Card-mod: not possible to reduce margin in button row entities card

I’m trying to increase the font size of a button type entity row in an entities card. I can do this using the instructions from this post:

    card_mod:
      style: |
        ha-card {
          --ha-card-background: transparent;
          font-size: 150%
        mwc-button {
          color: red; 
          //this does not work
        }

However this results in the end of the button being cut off:
image

This appears to be because the margin for the mwc-button element is negative so when the text is long enough, it gets cut off on the right. I can fix this by increasing the margin of this element in the Inspector view (from -0.57em to -0.3em):

The trouble is that I can’t figure out how to target this element in card-mod. As you can see above, I have tried targeting it like I would expect it to work but it hasn’t changed the button. Changing the margin also doesn’t do anything here.

I assume this must be possible maybe with nested styles as I’ve seen done in other posts. Weirdly this doesn’t seem to be a problem in the thread linked above. Any pointers would be appreciated.

You can apply individual entity styles at the card level, but you need to go through the shadow roots to do it. Depending on your version of card_mod, that could raise the issue of only styling the first row of its type on the card if you don’t get the format just right.

Probably easier to apply your style at the entity level:

- type: entities
  card_mod:
    style: |
        ha-card {
          --ha-card-background: transparent;
          font-size: 150%;
        }
  entities:
    - type: button
      card_mod:
        style: |
          mwc-button {
            margin-right: -0.3em !important;
          }
      entity: <your button entity>
      name: Counter
      action_name: increment

The !important is needed to guarantee it overrides the default setting.

Not 100% sure that simply changing the right margin is the best way to scale up here - people with more CSS wisdom might advise about that, but in principle this is how you would apply any styles at the entity level.

Amazing thanks so much! I didn’t realise there was a difference between applying the card-mod at the entity level vs the card level. Is there an explanation as to why this modification doesn’t work at the card level? Applying at the entity level with the !important marker works for my purposes.

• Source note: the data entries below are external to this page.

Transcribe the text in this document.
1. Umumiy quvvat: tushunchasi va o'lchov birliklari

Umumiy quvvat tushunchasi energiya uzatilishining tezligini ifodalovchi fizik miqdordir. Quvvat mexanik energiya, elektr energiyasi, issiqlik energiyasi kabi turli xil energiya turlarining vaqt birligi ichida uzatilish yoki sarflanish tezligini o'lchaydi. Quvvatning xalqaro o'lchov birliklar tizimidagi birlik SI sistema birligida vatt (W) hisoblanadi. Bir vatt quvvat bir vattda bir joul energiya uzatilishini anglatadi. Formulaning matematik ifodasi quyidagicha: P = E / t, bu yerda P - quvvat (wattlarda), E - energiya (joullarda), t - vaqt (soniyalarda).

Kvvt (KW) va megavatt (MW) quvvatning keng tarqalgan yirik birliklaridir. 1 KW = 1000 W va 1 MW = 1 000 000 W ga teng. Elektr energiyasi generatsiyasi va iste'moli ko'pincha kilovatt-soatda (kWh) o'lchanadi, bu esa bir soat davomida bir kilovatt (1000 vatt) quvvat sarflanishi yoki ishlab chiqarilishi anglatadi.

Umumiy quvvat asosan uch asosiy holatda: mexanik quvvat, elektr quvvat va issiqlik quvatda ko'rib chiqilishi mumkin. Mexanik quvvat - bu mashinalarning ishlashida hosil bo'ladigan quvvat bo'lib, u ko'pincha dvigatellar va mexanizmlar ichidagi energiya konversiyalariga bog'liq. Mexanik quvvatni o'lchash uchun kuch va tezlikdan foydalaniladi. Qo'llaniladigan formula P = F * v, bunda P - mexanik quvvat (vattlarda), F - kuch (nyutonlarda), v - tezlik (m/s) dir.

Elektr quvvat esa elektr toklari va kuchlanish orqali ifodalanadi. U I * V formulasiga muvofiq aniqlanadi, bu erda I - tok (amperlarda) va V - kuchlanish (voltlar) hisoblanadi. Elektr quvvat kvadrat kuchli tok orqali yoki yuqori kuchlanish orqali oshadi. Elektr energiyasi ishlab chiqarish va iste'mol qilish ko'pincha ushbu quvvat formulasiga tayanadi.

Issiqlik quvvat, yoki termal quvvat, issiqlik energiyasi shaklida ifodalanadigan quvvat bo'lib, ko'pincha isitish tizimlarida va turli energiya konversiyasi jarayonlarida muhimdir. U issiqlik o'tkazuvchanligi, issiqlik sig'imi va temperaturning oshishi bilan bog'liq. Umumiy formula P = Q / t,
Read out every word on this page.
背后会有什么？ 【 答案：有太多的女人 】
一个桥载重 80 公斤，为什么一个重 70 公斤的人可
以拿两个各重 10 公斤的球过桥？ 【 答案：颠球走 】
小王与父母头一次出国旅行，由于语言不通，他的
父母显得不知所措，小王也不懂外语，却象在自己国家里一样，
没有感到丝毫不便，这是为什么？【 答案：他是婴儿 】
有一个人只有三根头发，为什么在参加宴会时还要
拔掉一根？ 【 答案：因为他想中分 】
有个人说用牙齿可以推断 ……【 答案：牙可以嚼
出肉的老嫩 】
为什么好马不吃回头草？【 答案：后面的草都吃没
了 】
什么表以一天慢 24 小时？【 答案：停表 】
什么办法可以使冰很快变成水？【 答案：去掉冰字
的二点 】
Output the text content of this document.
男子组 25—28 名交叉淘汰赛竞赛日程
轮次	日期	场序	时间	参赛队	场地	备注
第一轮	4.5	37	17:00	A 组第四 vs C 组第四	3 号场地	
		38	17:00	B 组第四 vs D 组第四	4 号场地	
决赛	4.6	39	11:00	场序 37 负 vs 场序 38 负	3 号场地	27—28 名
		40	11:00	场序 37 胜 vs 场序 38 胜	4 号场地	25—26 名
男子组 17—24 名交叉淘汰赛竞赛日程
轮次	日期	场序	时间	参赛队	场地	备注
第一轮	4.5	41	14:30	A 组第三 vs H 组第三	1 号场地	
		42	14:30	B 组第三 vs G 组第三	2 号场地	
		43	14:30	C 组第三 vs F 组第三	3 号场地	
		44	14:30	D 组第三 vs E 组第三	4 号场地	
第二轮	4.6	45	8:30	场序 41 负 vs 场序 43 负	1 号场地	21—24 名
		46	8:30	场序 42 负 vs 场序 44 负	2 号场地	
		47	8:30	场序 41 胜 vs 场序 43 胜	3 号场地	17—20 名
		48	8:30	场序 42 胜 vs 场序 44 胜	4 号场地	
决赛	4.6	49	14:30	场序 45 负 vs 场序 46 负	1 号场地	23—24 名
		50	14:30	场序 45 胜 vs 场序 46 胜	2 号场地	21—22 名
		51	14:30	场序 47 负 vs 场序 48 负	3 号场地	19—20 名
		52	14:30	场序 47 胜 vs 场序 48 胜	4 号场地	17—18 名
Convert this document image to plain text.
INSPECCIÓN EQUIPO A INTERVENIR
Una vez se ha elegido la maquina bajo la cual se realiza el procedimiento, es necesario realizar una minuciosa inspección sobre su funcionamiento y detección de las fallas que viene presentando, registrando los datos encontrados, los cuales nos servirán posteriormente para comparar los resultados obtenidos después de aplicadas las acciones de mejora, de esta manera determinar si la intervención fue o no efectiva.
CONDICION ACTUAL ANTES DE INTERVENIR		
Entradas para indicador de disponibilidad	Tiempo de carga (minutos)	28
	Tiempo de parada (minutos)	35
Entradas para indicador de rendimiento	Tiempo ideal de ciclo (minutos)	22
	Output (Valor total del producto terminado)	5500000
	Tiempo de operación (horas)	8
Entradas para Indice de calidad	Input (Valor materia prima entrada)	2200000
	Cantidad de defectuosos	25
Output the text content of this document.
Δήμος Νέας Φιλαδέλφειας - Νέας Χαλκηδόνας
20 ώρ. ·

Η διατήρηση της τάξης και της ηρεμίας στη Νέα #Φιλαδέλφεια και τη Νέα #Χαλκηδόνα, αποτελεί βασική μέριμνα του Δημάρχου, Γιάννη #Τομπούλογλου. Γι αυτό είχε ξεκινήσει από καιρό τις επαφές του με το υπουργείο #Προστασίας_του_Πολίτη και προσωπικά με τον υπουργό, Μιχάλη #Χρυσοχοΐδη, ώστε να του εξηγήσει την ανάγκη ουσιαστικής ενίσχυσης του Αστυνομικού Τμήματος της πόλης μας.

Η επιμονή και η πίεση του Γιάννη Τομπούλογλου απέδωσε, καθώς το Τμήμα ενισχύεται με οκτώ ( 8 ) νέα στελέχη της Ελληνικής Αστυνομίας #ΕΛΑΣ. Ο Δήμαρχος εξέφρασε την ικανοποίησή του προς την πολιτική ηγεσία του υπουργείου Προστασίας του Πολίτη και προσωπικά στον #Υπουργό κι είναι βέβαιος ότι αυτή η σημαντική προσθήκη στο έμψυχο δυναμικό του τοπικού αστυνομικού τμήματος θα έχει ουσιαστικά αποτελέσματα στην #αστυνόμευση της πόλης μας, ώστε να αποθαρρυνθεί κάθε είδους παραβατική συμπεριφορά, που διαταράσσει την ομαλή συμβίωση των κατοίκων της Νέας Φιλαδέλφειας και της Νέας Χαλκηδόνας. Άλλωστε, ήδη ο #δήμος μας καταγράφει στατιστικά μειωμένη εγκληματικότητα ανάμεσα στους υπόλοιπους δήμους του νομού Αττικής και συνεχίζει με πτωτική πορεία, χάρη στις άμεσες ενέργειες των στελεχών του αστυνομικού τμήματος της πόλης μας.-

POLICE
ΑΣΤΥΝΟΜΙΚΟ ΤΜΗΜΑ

I may have not been clear but the name font is scaled up with

        ha-card {
          --ha-card-background: transparent;
          font-size: 150%
        }

My first image is with the font already increased to 150% but then it pushes the text off. I’m not 100% sure this is the correct solution to the text falling off the edge of the card but it seems to work in this case to bring it back.

Thanks for your help!

It’s all about DOM navigation.

Here’s how you would style your entity at card level, but note this is not the recommended route, unless there really aren’t alternatives:

- type: entities
  card_mod:
    style:
      hui-button-row $ div.flex: |
        mwc-button {
          margin-right: -0.3em !important;
        }
      .: |
        ha-card {
          --ha-card-background: transparent;
          font-size: 150%;
        }
  entities:
    - type: button
      entity: <your button entity>
      name: Counter
      action_name: increment

Essentially, you start at the deepest level you can go from the top (the top usually being ha-card if that element exists), then each time you meet a shadow-root, you add a $ sign.

Prior to card-mod version 3.4, I believe this would only style the first button row of its kind on the entities card. To style each button row, you would need to format each step through the DOM on a new indented yaml row. You would also need to do the same for each distinct type of entity on the card. All together that would also add empty card-mod styles at every level, increasing CSS overhead, and potentially slowing down page loads.

Incidentally, if you keep the style with the enttity, it also has the advantage of staying with the entity should you start moving stuff around. If you do it all at card level, you might easily forget if you add or change entities on the card.

1 Like

Wow, I clearly have some to learn about that. I had kind of just been stumbling through card-mod at the moment, really only using it for making transparent backgrounds or grid layouts. I will read into those docs about DOM navigation to make sure I’m not doing this incorrectly before I get too deep!